CHAPTER XXIII.
HOME-MADE TOYS

It may be that some of these toys would amuse only little boys, but we have included them because our directions will enable older boys to entertain their little sisters and brothers.

How to Make Fire Balloons.—You will require for materials, tissue paper, which may be all white, or varied in colour. A balloon of white and red gores alternately is perhaps the best, as it may be used day or night; and as the balloon is constantly turning when it is in the air, the stripes add to the effect. Then again there are conditions of the clouds and atmosphere when a white balloon ascending by daylight would be scarcely visible, and for parachute purposes a daylight ascent is desirable. Tissue paper, then, paste, bonnet wire or cane, finer wire; some tow, cotton wool, or common sponge, or better than all, some round lamp-cotton, and methylated spirit or tallow, as fuel for your furnace.

The shaping of the gores which are to form your balloon must be your first consideration. You will find it advisable not to go in for overgrown balloons. They are far more troublesome to build, and to manage when they are built, and are little if any more effective than those of moderate dimensions. About four feet in height is the size which produces the best results, and in making it one is neither cramped for room, nor are the gores of unmanageable proportions.
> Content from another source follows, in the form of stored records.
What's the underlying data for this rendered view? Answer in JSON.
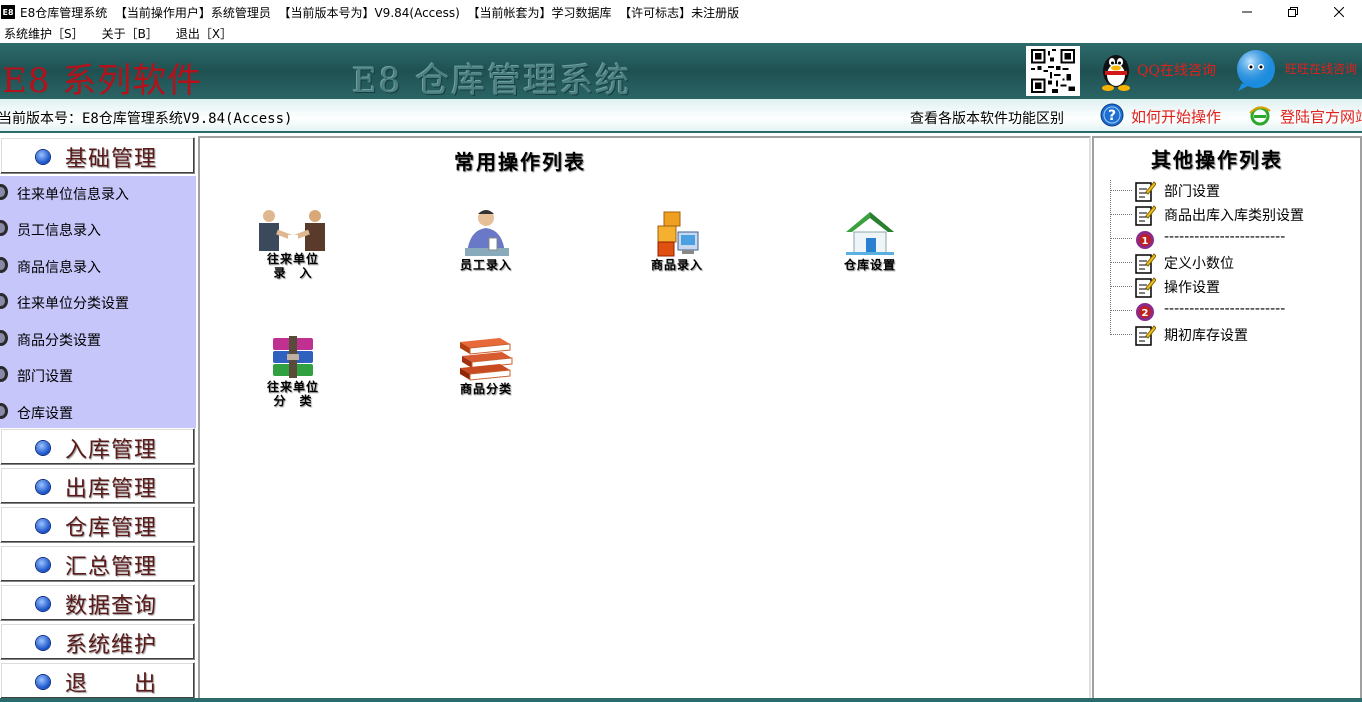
{
  "window": {
    "icon_text": "E8",
    "title": "E8仓库管理系统  【当前操作用户】系统管理员  【当前版本号为】V9.84(Access)  【当前帐套为】学习数据库  【许可标志】未注册版"
  },
  "menu": [
    "系统维护［S］",
    "关于［B］",
    "退出［X］"
  ],
  "banner": {
    "title": "E8 系列软件",
    "subtitle": "E8 仓库管理系统",
    "qq_text": "QQ在线咨询",
    "chat_text": "旺旺在线咨询"
  },
  "infobar": {
    "version": "当前版本号：E8仓库管理系统V9.84(Access)",
    "compare": "查看各版本软件功能区别",
    "help": "如何开始操作",
    "website": "登陆官方网站"
  },
  "sidebar": {
    "top_category": "基础管理",
    "sub_items": [
      "往来单位信息录入",
      "员工信息录入",
      "商品信息录入",
      "往来单位分类设置",
      "商品分类设置",
      "部门设置",
      "仓库设置"
    ],
    "categories": [
      "入库管理",
      "出库管理",
      "仓库管理",
      "汇总管理",
      "数据查询",
      "系统维护",
      "退　　出"
    ]
  },
  "main": {
    "title": "常用操作列表",
    "tiles": [
      {
        "line1": "往来单位",
        "line2": "录　入",
        "icon": "handshake-icon"
      },
      {
        "line1": "员工录入",
        "line2": "",
        "icon": "employee-icon"
      },
      {
        "line1": "商品录入",
        "line2": "",
        "icon": "goods-icon"
      },
      {
        "line1": "仓库设置",
        "line2": "",
        "icon": "warehouse-icon"
      },
      {
        "line1": "往来单位",
        "line2": "分　类",
        "icon": "archive-stack-icon"
      },
      {
        "line1": "商品分类",
        "line2": "",
        "icon": "books-icon"
      }
    ]
  },
  "right": {
    "title": "其他操作列表",
    "nodes": [
      {
        "text": "部门设置",
        "icon": "edit-doc-icon"
      },
      {
        "text": "商品出库入库类别设置",
        "icon": "edit-doc-icon"
      },
      {
        "text": "------------------------",
        "icon": "number-1-icon"
      },
      {
        "text": "定义小数位",
        "icon": "edit-doc-icon"
      },
      {
        "text": "操作设置",
        "icon": "edit-doc-icon"
      },
      {
        "text": "------------------------",
        "icon": "number-2-icon"
      },
      {
        "text": "期初库存设置",
        "icon": "edit-doc-icon"
      }
    ]
  },
  "colors": {
    "banner_bg": "#1f5152",
    "accent_red": "#e0211c",
    "sidebar_sub_bg": "#c6c6fb"
  }
}
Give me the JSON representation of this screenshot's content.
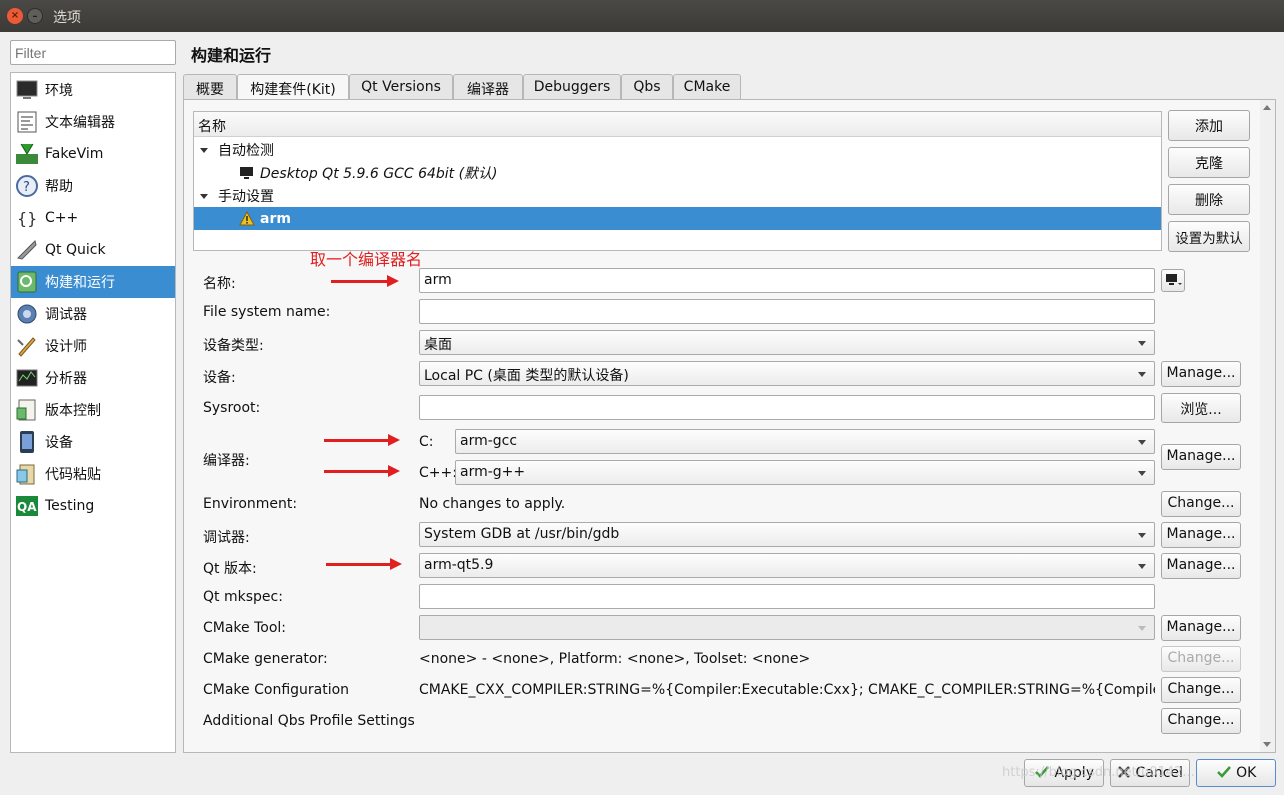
{
  "window": {
    "title": "选项",
    "close_glyph": "×",
    "min_glyph": "–"
  },
  "filter": {
    "placeholder": "Filter"
  },
  "sidebar": {
    "items": [
      {
        "label": "环境",
        "icon": "monitor-icon"
      },
      {
        "label": "文本编辑器",
        "icon": "text-editor-icon"
      },
      {
        "label": "FakeVim",
        "icon": "fakevim-icon"
      },
      {
        "label": "帮助",
        "icon": "help-icon"
      },
      {
        "label": "C++",
        "icon": "cpp-icon"
      },
      {
        "label": "Qt Quick",
        "icon": "qt-quick-icon"
      },
      {
        "label": "构建和运行",
        "icon": "build-run-icon"
      },
      {
        "label": "调试器",
        "icon": "debugger-icon"
      },
      {
        "label": "设计师",
        "icon": "designer-icon"
      },
      {
        "label": "分析器",
        "icon": "analyzer-icon"
      },
      {
        "label": "版本控制",
        "icon": "version-control-icon"
      },
      {
        "label": "设备",
        "icon": "device-icon"
      },
      {
        "label": "代码粘贴",
        "icon": "code-paste-icon"
      },
      {
        "label": "Testing",
        "icon": "testing-icon"
      }
    ]
  },
  "page_title": "构建和运行",
  "tabs": [
    "概要",
    "构建套件(Kit)",
    "Qt Versions",
    "编译器",
    "Debuggers",
    "Qbs",
    "CMake"
  ],
  "kits": {
    "header": "名称",
    "auto_group": "自动检测",
    "auto_kit": "Desktop Qt 5.9.6 GCC 64bit (默认)",
    "manual_group": "手动设置",
    "manual_kit": "arm"
  },
  "kit_buttons": {
    "add": "添加",
    "clone": "克隆",
    "delete": "删除",
    "set_default": "设置为默认"
  },
  "annotation": "取一个编译器名",
  "form": {
    "name_label": "名称:",
    "name_value": "arm",
    "fs_label": "File system name:",
    "fs_value": "",
    "device_type_label": "设备类型:",
    "device_type_value": "桌面",
    "device_label": "设备:",
    "device_value": "Local PC (桌面 类型的默认设备)",
    "sysroot_label": "Sysroot:",
    "sysroot_value": "",
    "compiler_label": "编译器:",
    "c_label": "C:",
    "c_value": "arm-gcc",
    "cpp_label": "C++:",
    "cpp_value": "arm-g++",
    "env_label": "Environment:",
    "env_value": "No changes to apply.",
    "debugger_label": "调试器:",
    "debugger_value": "System GDB at /usr/bin/gdb",
    "qt_label": "Qt 版本:",
    "qt_value": "arm-qt5.9",
    "mkspec_label": "Qt mkspec:",
    "mkspec_value": "",
    "cmake_tool_label": "CMake Tool:",
    "cmake_tool_value": "",
    "cmake_gen_label": "CMake generator:",
    "cmake_gen_value": "<none> - <none>, Platform: <none>, Toolset: <none>",
    "cmake_conf_label": "CMake Configuration",
    "cmake_conf_value": "CMAKE_CXX_COMPILER:STRING=%{Compiler:Executable:Cxx}; CMAKE_C_COMPILER:STRING=%{Compiler:…",
    "qbs_label": "Additional Qbs Profile Settings"
  },
  "side_buttons": {
    "manage": "Manage...",
    "browse": "浏览...",
    "change": "Change..."
  },
  "bottom": {
    "apply": "Apply",
    "cancel": "Cancel",
    "ok": "OK"
  },
  "watermark": "https://blog.csdn.net/u0142..."
}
Twelve or fourteen gores, if you use two colours, or thirteen if you confine yourself to one, will be needed; and it will be wise not to attempt to emulate the graceful pear-shape of the ordinary passenger gas balloon, but to aim at something approaching much nearer to a ball in form. The pear-shaped balloon would take fire to a certainty. Fig. 1 is an example of the unsafe form which is to be avoided; Fig. 2 is a perfectly safe model.

Fire Balloons.

A piece of common cardboard or stout brown paper, six feet in length and a foot in width, will serve for a pattern gore. Fold it exactly in half lengthwise, and then mark off each foot, beginning at the bottom (Fig. 3). At a measure off horizontally 2 inches; at b, which is the first foot, 3½ inches; at c, 5 inches; at a point 4 inches above d, the third foot, measure off 6 inches; at e 5½ inches, marking each point. Then connect the points by as graceful a curve as may be, and cut through the line thus obtained, unfold the pattern, and you have your standard gore.

Sufficient tissue paper should have been pasted together by the narrow edges from which to cut the 12, 13, or 14 lengths of 6 feet each. The sheets should now be placed one upon the other, and the pattern being opened out and laid upon the top, the whole of the gores may be cut at one operation.